As the venue for the 2010 Commonwealth Games, New Delhi is also looking at an upgrade. India’s capital should have a new bus fleet to replace a private service blamed for more than 100 deaths a year, a subway line running between the airport and city center, and a swank athletes’ village that can subsequently be converted into private housing.
But the infrastructure push in the city of 16 million, though sorely needed, has drawn little enthusiasim and no small amount of ire toward elected officials.
The complaints range from poor project planning that caused massive traffic snarls to allegations that the games village is an environmental disaster because it was built on the flood plain of the Yamuna River. As a result, there is very limited public support for the upcoming games.
Even India’s sports minister, Mani Shankar Aiyar, has questioned the logic behind hosting the event. He places little value on the international kudos that may be won and would prefer to see the US$1.7 billion budget spent on providing better facilities for the poor.
“Whether you organize the Commonwealth Games in Delhi or in Melbourne, the state of people living in the colonies right opposite the games site [on the banks of Yamuna River] will remain the same,” Aiyar said in April ahead of a failed bid to host the 2014 Asian Games.
With such negative sentiment coming from the one person expected to champion India’s credentials as a sporting host, it’s little wonder the Olympic Council of Asia chose to go elsewhere.
Neither has the Commonwealth Games attracted much support from the leading English-language dailies. Editorials praise Beijing’s impressive infrastructure and call for similar developments in New Delhi – but minus the sports.
Part of the reason the world’s second-most-populous nation disdains the idea is that the country has won fewer than 20 medals at the Olympics since 1900, and some of these were picked up by British citizens of India. The simple fact is the country is much more focused on cricket.
Federal support for dedicated training facilities or even public playgrounds is about US$280 million, which comes to about a third of a cent per person. Even though China spends more than twice this amount, India’s sporting budget is under threat. The government is concerned about its election prospects in 2009 and is looking to focus its spending on education, health care and social programs – vital in a country where almost 600 million people live on less than a dollar a day.
Still, officials in New Delhi haven’t given up hope of generating some excitement for the Commonweath Games, hinting strongly that the country’s international reputation is at stake.

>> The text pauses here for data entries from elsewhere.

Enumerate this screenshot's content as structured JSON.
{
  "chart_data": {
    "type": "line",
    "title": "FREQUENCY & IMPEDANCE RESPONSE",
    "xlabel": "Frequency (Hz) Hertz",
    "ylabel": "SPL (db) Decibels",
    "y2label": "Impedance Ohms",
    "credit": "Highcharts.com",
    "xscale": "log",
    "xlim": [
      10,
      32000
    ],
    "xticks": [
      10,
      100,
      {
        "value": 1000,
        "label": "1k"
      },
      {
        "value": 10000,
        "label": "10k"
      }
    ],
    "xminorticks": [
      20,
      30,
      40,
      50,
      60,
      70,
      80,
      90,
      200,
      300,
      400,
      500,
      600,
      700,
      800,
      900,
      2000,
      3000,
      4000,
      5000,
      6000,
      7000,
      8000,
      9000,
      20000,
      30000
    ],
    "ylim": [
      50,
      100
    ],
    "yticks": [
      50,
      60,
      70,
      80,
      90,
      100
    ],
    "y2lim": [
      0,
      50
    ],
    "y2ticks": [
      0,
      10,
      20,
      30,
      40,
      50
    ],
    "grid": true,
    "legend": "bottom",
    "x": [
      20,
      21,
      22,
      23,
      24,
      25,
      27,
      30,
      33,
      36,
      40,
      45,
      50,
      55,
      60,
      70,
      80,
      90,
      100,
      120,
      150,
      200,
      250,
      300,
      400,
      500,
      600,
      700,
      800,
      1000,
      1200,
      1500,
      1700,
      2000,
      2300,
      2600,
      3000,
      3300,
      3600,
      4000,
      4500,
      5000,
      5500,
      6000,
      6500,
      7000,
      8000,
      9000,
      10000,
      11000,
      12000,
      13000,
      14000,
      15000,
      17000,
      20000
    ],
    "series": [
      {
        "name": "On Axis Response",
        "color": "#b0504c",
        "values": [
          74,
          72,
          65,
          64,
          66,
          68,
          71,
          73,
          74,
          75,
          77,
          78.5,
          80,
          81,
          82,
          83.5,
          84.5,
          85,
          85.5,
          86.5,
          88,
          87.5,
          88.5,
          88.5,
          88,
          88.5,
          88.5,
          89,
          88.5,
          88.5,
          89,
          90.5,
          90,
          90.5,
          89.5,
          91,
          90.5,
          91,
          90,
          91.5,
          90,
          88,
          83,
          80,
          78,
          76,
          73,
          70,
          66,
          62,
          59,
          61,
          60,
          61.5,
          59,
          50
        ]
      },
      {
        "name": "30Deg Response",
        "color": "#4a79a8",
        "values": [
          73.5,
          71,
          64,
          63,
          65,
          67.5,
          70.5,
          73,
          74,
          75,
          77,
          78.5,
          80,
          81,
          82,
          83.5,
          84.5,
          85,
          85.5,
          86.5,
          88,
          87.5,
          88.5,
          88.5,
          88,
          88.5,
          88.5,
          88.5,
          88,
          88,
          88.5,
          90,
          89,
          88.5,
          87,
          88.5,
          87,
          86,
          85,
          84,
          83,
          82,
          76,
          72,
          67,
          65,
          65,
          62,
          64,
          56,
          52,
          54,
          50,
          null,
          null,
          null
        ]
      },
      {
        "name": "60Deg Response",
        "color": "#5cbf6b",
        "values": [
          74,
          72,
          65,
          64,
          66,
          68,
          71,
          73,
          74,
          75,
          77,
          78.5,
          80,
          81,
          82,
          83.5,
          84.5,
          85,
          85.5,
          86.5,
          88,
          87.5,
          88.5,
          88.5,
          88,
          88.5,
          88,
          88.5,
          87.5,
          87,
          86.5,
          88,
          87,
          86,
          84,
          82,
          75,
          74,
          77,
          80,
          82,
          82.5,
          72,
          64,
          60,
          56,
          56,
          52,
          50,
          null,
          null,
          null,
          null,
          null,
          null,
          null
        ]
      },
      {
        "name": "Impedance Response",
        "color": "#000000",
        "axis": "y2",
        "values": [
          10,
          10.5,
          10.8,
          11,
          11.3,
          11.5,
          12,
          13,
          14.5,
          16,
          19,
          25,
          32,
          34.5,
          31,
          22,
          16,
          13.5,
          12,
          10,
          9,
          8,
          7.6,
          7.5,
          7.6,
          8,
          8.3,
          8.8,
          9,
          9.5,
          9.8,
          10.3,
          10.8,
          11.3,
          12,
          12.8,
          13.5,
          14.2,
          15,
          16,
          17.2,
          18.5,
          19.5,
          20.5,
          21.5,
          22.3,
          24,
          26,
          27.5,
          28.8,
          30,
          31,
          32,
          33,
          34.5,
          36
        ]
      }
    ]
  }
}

Sheila Dixit, chief minister of the federal city/state, has erected billboards that count down the days to the games and launched a public awareness campaign to eradicate bad manners such as spitting or urinating in public. She is also pushing bureaucrats to clean-up roads and allow residents to offer ad-hoc bed-and-breakfast services to cover the shortage of hotel rooms.
Few in the city pay attention to these efforts and, in some cases. the public has actively turned against them. The bus and bike lanes created as part of a new traffic management plan linked to the games incurred the wrath of car drivers who suddenly found themselves with less road space. The government responded by drastically scaling back the idea.
To a degree, this situation reflects the core differences that lie at the heart of the issue.
China sold its people on the economic benefits to be derived from hosting the Olympics and the payback in terms of international prestige. India, on the other hand, is awash with dissenting voices. People like sports. but they see encouraging large-scale sporting events as elitist; the government values prestige. but recognizes the bottom line is about winning votes rather than gold medals.